To remove single-conformer model bias, qFit should be used with a composite omit map. One way of generating such map is using the Phenix software suite:

phenix.composite_omit_map input.mtz model.pdb omit-type=refine

An example test case (3K0N) can be found in the qfit protein example directory. Additionally, you can find the Cryo-EM example (PDB: 7A4M) and the qFit-ligand example (PDB: 4MS6) in the example directory.

Recommended settings

To model alternate conformers for all residues in a X-ray crystallography model using qFit, the following command should be used:

qfit_protein [COMPOSITE_OMIT_MAP_FILE] -l [LABELS] [PDB_FILE] -p [# OF THREADS]

This command will produce a multiconformer model that spans the entirety of the input target protein. The final model, with consistent labeling of multiple conformers is output into multiconformer_model2.pdb. This file should then be used as input to the post-qFit refinement script provided in scripts folder.

qFit can be run on a single thread, but speeds up significantly with multiple threads. Do to this, use the -p flag.

If you wish to specify a different directory for the output, this can be done using the flag -d.

By default, qFit expects the labels FWT,PHWT to be present in the input map. Different labels can be set accordingly using the flag -l.

Using the example 3K0N:

qfit_protein example/qfit_protein_example/3k0n_map.mtz -l 2FOFCWT,PH2FOFCWT example/qfit_protein_example/3k0n_refine.pdb

After multiconformer_model2.pdb has been generated, refine this model using:

qfit_final_refine_xray.sh example/qfit_protein_example/3k0n_structure_factors.mtz example/qfit_protein_example/multiconformer_model2.pdb

Additionally, the qFit_occupancy.params file must exist in the folder.

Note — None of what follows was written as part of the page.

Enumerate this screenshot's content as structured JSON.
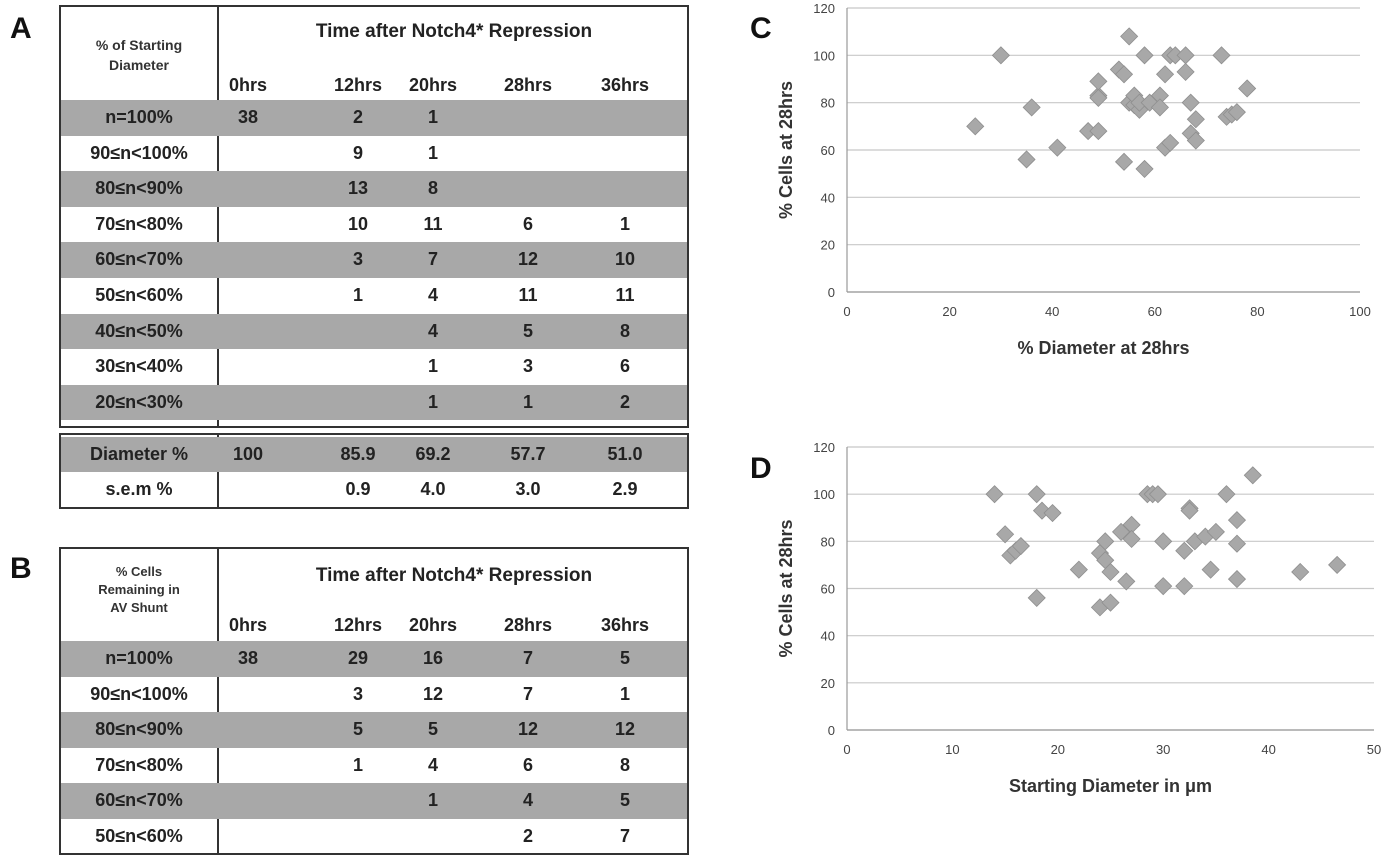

(A pre-generated multiconformer_model2.pdb file is available in the qfit protein example folder)

Bear in mind that this final step currently depends on an existing installation of the Phenix software suite. This script is currently written to work with version Phenix 1.20.

To model alternate conformers for all residues in a cryo-EM model using qFit, the following command should be used:

qfit_protein [MAP_FILE] -r [RES] [PDB_FILE] -em

After multiconformer_model2.pdb has been generated, refine this model using:

qfit_final_refine_cryoEM.sh example/qfit_protein_example/em_map.ccp4 example/qfit_protein_example/multiconformer_model2.pdb example/qfit_protein_example/input_pdb_file.pdb

More advanced features of qFit (modeling single residue, more advanced options, and further explainations) are explained in TUTORIAL.

License

The code is licensed under the MIT licence (see LICENSE).

Several modules were taken from the pymmlib package, originally licensed under the Artistic License 2.0. See the licenses directory for a copy of the original source code and its full license.

The elements.py is licensed under MIT, Copyright (c) 2005-2015, Christoph Gohlke. See file header.

The Xpleo software and LoopTK package have been major inspirations for the inverse kinematics functionality.